Florence Welch broke out of 'trance' before stage accident
- Bang Showbiz
- 11 September 2018
Florence Welch goes into a "trance state" for her concerts - and breaking her foot at Coachella was a result of her becoming "self-aware" again
Florence Welch broke her foot on stage because she came out of her "trance state".
The Florence + the Machine singer suffered the injury after jumping off the stage at Coachella in 2015 and has now explained she felt a sudden urge to get away from having all eyes on her after a fleeting moment of becoming "self-aware" that made her more "clunky" than usual.
She said: "I had suddenly become self-conscious. I'd just taken my shirt off in front of a bazillion people, and I realised that I'd done that. I remember thinking, 'Oh, my God, what the f**k?'
"When you're in the trance and you go with it, you're like, 'Everyone take your clothes off,' and you're with everybody. But in that act, I suddenly ... it's like the f***ing Adam and Eve thing: 'Oh, my God, I just realised that I took my top off in front of all these people. I'm not supposed to do that.

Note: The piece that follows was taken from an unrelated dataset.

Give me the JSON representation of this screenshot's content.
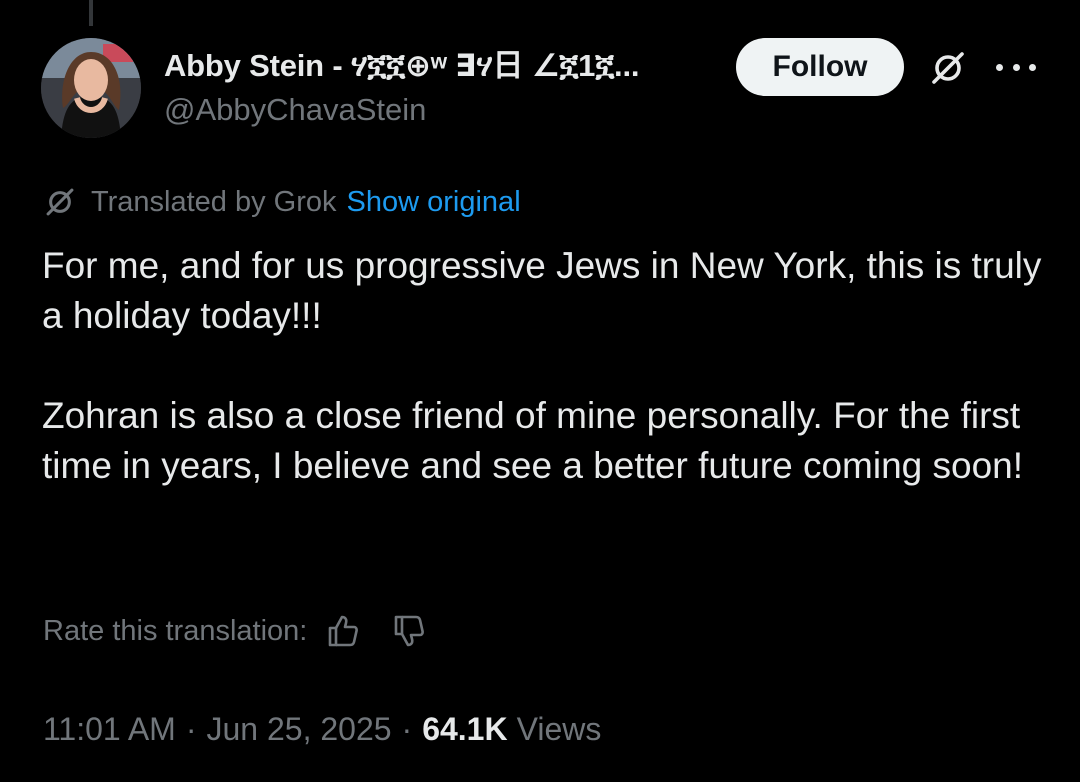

"I became self-aware for one second, and I was like, 'I have to get off this stage because all these people can see me.'
"So I threw myself off the stage, but in a self-conscious way that hurt me, because I'm back in the physical. It was like I suddenly became clunky.
"When you're in the almost out-of-body space, you're usually pretty safe because you're doing things in such a fluid way that you won't hurt yourself."
The 'Hunger' hitmaker also described how she enters a "trance" before each performance, listening to a regularly-updated playlist before zoning out and "giving [herself over] to the performance spirit".
She told Rolling Stone magazine: "Sometimes I'll put on something and listen to it over and over again.
"I have to start giving myself over to whatever it is that's in charge of performances – the performance spirit or whatever the f**k it is. I don't know, because it's not really me.
"It always feels like there's some sacred ground on the stage.
"It may be part of the performance itself, where you're at odds with yourself sometimes. But I wouldn't say all the time that I'm totally comfortable. It's almost in the anger at that and the pushing through and the sort of 'f**k you' to myself that the performance comes out."